一声娇细的啜泣——他忍不住嫌恶的皱起眉来。
“花谢花飞……”
像是一首诗歌,哀哀切切的萦绕在耳边,听不懂词藻的意蕴,却能品出音律的动人和哀伤的轻愁。
呵!哭泣……无用的弱者,愚蠢的女人。里德尔厌烦的想强迫自己退出这个梦境。
“呀!”梦里的少女像是发现了什么,还带着哽咽的余韵,“你可是那条小蛇?应该是了,瞧你额头上那骷髅纹,世上只怕再找不出第二个来……你这身量倒是长大了不少。”
是上次梦境里的小女孩?里德尔才升起疑窦,觉得额头上一软,像是被人用手点了一下。
“你能寻到这来,也算没白认识你。”那个声音嗟叹道,接着又忍不住哽咽了两声,“你一动不动的悬在这枝桃花上,可也是在怜惜它?”
里德尔压了压怒气,而无法出声更让他积蓄起暴躁。
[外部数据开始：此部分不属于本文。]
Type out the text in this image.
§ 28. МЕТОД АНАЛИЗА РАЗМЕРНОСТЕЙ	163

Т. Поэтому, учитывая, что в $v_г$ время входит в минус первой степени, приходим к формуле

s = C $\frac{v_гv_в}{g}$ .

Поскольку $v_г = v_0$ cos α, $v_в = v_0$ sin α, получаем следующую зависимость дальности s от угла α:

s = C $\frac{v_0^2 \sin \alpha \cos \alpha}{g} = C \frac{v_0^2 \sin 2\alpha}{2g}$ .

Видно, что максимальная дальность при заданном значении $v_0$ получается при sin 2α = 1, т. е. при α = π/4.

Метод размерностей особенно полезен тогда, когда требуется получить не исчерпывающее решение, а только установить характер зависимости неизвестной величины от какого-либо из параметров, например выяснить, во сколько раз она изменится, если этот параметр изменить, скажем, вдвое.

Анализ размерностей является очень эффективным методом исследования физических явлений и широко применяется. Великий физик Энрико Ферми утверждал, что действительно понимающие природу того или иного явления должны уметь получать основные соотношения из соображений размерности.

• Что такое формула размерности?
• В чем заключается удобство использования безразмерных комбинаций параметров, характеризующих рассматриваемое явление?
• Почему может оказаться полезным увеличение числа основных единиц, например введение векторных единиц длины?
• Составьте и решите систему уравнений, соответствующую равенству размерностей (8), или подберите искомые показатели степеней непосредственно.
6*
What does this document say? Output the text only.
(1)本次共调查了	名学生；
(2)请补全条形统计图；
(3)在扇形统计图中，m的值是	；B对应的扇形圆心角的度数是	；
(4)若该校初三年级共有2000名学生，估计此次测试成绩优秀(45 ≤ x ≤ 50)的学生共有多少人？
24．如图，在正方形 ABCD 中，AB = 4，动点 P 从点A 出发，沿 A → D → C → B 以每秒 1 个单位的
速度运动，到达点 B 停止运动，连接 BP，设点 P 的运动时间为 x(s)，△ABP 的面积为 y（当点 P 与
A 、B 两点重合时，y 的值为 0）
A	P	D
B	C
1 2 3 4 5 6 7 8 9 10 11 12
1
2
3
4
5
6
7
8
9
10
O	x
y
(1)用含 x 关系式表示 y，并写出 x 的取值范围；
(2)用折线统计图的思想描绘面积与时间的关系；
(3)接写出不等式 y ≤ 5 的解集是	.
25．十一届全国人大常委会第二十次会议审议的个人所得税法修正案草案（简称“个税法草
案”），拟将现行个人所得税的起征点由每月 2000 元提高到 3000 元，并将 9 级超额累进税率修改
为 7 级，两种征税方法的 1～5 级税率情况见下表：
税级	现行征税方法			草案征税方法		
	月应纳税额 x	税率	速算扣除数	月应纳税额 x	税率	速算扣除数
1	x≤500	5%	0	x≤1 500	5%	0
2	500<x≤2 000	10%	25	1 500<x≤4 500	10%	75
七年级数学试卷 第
如果可以,他会果断地甩出一个死咒。
梦中的女孩又啜泣了一下,“罢了,待我掩埋了这些残花,哎,这花,倒有你我来怜惜,可春尽红颜老去时,谁又来怜惜你我呢?”
梅林!可真是折磨!
强者从不需要同情,怜悯更是最大的羞辱!里德尔不耐烦的在梦境里挣扎。
“你可别动,呀,可是花瓣糊了眼?我来给你拿开。”
忽然馨香阵阵,一大片温软的触感落在他的身上,像是被温柔的抚触——
突起的异样,猛然从心头流窜喷涌,紧接着全身一阵紧绷和战栗……
※
“宝玉是被冯紫英冯大爷请走了。”听到外间一个丫头回了贾母。
才和宝玉闹完别扭的林姑娘觉得无趣,把料子推到了一边,她撂下了剪刀,只呆看着丫头熨着绸子角儿。
一路落寞的回去歇午,进了潇湘馆,纱屉已经撂下,梁间燕儿呢喃,凤尾森森,龙吟细细,四下静谧无声,让人生出慵然的倦意来。
“你这是在做什么呢?”黛玉见紫鹃在回廊上坐着,手里正缝着一个蓝色的长带。
紫鹃平展了一下布料,笑着说:“月事带子,帮春纤改了改。”说完,她噗嗤一笑,“那丫头昨晚第一次来了葵水,姑娘可是没见她那没出息的样子,慌得掉了头的苍蝇一样。”
黛玉心里好奇,女儿们的密事她还处于懵懂,本想多问两句,又觉出不好意思来,绞了绞手帕还是扭头回了屋子。
女孩歪在床上,呆呆的看着窗纱上的竹影,眼神逐渐迷离。
倦意如黑色的潮水,再次吞噬而至……
“您的意思,它来自东方?比尔利教授?”一个变声期的少年嗓音,带着沙哑,却别样的惑人。
女孩惊惶失措,她张口叫了声紫鹃,再次的失声让她忆起那个奇特的梦境。
“这只是我的推理,孩子,我只能说它可能是来自东方的魔法植物。哦,真是奇特的花形……香味非常迷人,茎叶实在太纤美了……”是个中年男人的惊叹。
“是的,教授,我一直醉心于它的气味……”男孩的声音轻柔,像沉浸在他所说的香气里面。
嗜花的姑娘升起强烈的好奇,可漆黑的梦境实在圆不了她的心思,只是忽然觉得手上一暖,像是被什么握住,轻轻的摩挲着,是宝玉么……这个浑人!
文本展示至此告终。